Endoplasmic reticulum stress of endometrial mesenchymal stem cells in endometriosis
Objective
The human endometrium has significant regenerative abilities due to stem cells, which are vital in immunomodulation, immune tolerance, steroid hormone response, and inflammation. Endometriosis, an inflammatory gynecological disorder where endometrium-like tissue grows outside uterus, affects millions of women and often causes infertility. Recent research indicates that stem cells contribute to pathology of endometriosis. ER stress is implicated in various diseases, including endometriosis.

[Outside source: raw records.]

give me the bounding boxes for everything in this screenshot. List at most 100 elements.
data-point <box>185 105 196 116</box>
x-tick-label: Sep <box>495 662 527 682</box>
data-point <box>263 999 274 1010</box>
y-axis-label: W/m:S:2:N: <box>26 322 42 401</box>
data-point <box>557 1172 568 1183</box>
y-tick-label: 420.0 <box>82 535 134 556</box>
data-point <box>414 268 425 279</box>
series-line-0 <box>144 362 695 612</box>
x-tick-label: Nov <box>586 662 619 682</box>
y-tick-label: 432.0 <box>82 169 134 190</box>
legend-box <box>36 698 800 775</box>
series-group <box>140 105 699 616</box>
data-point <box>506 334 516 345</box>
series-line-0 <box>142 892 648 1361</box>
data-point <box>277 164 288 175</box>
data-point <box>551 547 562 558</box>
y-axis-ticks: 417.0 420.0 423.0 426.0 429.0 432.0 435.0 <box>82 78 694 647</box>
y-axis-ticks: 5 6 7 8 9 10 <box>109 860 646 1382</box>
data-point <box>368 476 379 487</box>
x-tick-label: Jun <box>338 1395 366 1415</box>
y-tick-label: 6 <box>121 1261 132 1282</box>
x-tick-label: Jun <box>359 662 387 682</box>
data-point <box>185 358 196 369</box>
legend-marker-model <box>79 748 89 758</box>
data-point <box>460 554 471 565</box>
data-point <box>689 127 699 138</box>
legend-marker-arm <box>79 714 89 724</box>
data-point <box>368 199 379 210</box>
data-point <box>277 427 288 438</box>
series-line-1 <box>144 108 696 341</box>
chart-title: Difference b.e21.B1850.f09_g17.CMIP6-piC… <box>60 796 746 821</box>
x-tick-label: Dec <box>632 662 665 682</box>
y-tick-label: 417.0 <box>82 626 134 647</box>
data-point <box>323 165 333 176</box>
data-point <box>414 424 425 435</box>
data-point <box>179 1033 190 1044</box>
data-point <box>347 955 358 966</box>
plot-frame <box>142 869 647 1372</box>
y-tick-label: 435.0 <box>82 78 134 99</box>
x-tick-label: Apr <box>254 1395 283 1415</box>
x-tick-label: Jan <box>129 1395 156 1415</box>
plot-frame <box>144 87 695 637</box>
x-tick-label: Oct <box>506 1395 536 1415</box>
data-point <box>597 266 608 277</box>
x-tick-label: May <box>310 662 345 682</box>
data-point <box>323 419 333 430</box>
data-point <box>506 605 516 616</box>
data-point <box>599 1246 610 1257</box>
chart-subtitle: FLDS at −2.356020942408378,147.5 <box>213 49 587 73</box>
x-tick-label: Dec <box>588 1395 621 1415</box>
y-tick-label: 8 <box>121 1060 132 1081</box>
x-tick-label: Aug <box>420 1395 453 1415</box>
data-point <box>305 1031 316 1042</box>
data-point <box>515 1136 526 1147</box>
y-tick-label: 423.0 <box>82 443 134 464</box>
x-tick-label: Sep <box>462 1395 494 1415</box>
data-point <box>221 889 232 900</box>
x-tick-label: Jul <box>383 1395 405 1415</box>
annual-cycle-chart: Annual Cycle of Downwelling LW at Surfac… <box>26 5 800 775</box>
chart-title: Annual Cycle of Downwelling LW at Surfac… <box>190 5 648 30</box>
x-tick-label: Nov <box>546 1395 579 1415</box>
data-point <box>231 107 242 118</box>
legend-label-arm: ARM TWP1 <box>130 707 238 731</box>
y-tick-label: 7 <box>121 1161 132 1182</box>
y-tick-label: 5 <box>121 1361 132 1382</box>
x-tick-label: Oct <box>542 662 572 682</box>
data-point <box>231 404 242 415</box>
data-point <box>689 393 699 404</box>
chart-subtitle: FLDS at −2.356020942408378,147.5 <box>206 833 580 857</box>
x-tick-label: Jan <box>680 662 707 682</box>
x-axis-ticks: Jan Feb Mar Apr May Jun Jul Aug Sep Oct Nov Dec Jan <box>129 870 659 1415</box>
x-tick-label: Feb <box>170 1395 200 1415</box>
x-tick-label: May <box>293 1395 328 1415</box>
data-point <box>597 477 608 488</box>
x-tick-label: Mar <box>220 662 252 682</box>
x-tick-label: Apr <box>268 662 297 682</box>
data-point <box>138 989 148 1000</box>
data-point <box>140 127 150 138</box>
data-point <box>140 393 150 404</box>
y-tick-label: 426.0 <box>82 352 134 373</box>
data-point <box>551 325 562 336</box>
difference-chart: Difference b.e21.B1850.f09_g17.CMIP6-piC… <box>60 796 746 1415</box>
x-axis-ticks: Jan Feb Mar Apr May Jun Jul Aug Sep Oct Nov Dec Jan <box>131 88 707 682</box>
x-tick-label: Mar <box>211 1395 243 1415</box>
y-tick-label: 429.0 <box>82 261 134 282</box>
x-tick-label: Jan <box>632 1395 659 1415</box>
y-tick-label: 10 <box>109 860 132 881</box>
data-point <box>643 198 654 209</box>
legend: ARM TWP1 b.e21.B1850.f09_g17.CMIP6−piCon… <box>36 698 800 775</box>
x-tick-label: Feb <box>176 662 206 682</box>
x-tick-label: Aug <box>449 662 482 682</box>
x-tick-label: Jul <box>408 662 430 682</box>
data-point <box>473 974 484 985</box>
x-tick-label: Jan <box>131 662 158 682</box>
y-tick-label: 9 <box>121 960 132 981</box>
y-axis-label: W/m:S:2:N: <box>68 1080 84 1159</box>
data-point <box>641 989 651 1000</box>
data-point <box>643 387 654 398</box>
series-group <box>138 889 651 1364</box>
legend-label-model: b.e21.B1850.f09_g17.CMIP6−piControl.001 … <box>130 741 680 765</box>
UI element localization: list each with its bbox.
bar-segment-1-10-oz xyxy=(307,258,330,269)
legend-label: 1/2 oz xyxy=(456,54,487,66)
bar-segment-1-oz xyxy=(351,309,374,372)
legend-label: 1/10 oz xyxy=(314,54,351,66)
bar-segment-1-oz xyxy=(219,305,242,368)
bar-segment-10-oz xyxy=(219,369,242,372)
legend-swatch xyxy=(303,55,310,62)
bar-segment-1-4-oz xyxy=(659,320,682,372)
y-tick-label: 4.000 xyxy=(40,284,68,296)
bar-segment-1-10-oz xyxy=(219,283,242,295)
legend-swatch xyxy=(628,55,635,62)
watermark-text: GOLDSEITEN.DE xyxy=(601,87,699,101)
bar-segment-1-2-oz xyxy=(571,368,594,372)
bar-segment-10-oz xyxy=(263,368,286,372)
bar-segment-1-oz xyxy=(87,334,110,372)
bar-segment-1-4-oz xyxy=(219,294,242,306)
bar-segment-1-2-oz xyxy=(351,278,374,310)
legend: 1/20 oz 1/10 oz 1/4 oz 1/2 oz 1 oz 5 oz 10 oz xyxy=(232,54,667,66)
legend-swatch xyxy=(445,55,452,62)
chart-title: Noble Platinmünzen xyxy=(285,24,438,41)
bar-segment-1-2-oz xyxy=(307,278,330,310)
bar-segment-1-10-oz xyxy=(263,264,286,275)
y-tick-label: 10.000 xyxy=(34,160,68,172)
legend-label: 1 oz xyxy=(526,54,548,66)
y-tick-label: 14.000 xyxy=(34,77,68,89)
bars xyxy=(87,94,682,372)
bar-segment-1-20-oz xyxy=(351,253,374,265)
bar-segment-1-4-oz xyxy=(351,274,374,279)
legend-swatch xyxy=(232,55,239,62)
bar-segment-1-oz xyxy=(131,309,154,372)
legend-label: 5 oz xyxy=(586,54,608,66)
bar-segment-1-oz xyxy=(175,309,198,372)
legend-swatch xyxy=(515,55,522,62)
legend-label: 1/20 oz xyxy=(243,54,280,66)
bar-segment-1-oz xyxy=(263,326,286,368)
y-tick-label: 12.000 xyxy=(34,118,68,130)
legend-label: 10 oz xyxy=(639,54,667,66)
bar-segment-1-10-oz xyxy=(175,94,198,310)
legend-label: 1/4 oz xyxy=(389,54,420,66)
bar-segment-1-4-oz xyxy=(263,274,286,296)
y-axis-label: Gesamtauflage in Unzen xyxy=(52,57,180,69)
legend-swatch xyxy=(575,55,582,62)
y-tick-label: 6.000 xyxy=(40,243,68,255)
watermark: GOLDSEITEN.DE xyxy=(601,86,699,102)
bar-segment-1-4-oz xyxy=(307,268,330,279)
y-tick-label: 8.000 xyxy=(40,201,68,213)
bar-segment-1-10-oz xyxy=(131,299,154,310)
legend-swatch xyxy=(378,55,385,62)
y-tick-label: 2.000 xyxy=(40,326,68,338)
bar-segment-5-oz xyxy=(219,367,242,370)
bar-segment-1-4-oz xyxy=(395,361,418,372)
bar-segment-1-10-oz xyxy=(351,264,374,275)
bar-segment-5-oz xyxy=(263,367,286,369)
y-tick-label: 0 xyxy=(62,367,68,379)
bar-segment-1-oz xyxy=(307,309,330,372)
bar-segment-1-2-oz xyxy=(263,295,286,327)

This study aims to examine ER stress in eMSCs within endometriosis pathogenesis and uncover underlying disease mechanisms.
Methods
Samples were collected from healthy subjects and women with endometriosis in both proliferative and secretory phases. eMSCs were isolated and characterized via flow cytometry. ER stress protein levels were assessed using proteomic analysis, with validation through Western Blot and immunofluorescence staining. Gene expression was analyzed by RT-qPCR, and ultrastructural examination of eMSCs was conducted using TEM. ER stress markers in tissue samples were detected in SUSD2+ eMSCs through immunofluorescence staining and visualized using a confocal microscope. Statistical analysis was performed using SPSS program.
Results
The proteomics analysis uncovered ER stress-related proteins (DDRGK1, RTN3, ERp44, TMED2, TMEM33, TMX3) whose levels were significantly distinct from control group. Western Blot analysis and immunofluorescence staining results at protein level; RT-qPCR results at gene level supported these findings. TEM analysis also showed ultrastructural presence of ER stress in endometriosis groups.
Conclusion
Presence of ER stress in eMSCs in pathogenesis of endometriosis has been demonstrated using various methods. Our research has potential to shed light on pathology of endometriosis and offer promising avenues for non-invasive diagnosis and potential treatment.